Wendelin Mangold - Fische
FISCHER
„Jesus aber nahm die fünf Brote und die zwei Fische, blickte zum Himmel auf, segnete sie und brach sie; dann gab er sie den Jüngern, damit sie diese an die Leute austeilten.Und alle aßen und wurden satt.“ (Lk. 9, 16-17)

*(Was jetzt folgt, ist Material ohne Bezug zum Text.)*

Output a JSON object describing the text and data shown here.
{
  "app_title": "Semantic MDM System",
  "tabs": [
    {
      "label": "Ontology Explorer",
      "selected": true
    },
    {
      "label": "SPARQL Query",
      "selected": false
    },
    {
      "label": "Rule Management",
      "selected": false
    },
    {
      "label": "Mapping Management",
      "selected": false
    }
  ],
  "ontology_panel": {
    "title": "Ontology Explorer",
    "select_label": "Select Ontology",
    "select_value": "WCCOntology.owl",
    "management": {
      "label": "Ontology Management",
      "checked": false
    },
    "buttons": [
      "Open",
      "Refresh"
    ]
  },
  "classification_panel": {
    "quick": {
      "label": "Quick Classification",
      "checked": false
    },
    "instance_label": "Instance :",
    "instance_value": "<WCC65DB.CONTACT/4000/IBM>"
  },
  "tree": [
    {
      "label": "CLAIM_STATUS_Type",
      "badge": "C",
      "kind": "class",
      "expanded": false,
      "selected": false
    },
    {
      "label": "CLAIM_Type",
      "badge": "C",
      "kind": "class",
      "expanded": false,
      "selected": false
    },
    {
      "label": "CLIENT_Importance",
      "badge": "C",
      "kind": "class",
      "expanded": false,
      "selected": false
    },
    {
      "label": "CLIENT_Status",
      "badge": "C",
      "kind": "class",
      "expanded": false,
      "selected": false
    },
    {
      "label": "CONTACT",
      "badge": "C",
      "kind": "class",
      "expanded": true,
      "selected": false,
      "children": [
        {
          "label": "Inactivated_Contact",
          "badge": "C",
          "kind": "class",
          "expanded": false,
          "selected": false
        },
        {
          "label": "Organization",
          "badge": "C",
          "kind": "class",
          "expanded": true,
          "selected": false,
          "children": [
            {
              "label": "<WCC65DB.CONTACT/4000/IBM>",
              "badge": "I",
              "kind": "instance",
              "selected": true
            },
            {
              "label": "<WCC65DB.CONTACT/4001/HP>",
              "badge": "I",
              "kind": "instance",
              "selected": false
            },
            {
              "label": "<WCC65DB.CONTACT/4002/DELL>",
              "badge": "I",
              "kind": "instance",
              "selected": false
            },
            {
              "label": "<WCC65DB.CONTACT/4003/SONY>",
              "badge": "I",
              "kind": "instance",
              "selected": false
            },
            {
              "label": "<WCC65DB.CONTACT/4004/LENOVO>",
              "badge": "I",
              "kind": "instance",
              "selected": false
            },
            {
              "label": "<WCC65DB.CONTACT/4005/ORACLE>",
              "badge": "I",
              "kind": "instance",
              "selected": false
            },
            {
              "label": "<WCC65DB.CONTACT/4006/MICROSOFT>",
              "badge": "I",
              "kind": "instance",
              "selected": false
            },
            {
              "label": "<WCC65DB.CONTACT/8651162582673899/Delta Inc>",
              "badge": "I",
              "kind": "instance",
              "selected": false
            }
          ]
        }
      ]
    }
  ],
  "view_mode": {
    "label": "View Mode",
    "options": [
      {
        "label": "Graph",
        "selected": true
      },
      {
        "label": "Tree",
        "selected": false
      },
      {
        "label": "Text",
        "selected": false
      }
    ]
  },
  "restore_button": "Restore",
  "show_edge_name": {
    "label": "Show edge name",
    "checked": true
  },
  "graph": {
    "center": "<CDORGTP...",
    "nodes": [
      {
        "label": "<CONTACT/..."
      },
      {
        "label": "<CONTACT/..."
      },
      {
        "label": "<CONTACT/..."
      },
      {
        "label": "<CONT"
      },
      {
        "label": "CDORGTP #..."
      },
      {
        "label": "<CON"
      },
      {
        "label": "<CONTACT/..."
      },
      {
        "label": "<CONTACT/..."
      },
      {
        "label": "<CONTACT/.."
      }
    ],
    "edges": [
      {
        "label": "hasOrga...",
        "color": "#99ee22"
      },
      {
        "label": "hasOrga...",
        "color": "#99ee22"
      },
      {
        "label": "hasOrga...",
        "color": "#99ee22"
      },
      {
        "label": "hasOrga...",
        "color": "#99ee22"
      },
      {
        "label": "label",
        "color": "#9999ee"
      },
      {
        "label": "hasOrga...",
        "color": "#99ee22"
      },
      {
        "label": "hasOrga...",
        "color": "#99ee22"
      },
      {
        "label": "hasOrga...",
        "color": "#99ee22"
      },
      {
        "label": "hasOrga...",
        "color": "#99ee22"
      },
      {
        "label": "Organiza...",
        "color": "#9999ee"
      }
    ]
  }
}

Als ich in meiner Kindheit
angeln ging entlang
des glasklaren Bergflusses
im Norden des Urals,
zogen die Äschen meist*
an meinem Köder,
einem sich am Haken
windenden Regenwurm,
gleichgültig vorbei.
Ab und zu erbarmte sich
aber eine und schnappte zu.
Blitzschnell erkannte sie
die Gefahr und versuchte,
sich aus allen Kräften
vom Haken zu befreien.
Sie windete und wendete sich,
wehrte und krümmte und
schlug um sich - zum Schreck
des Fischschwarms.
Die Angelrute vibrierte und
spannte sich zu einem Bogen,
der die Angelschnur samt
dem Fisch aus dem Wasser
an den Strand katapultierte.
Er schnappte und schnappte,
die Kiemen öffneten sich weit:
Luft ist aber nicht Wasser
für Fische, sondern Wasser
für Mensch und Säugetier.
Meine linke Hand nahm
dankbar und begeistert
den Fisch ihn in Empfang
samt seinem Thymiangeruch.
*Die Äschen (Thymallus - bezugnehmend auf den charakteristischen, thymianartigen Geruch) sind die einzige Gattung der Unterfamilie Thymallinae innerhalb der Lachsfische.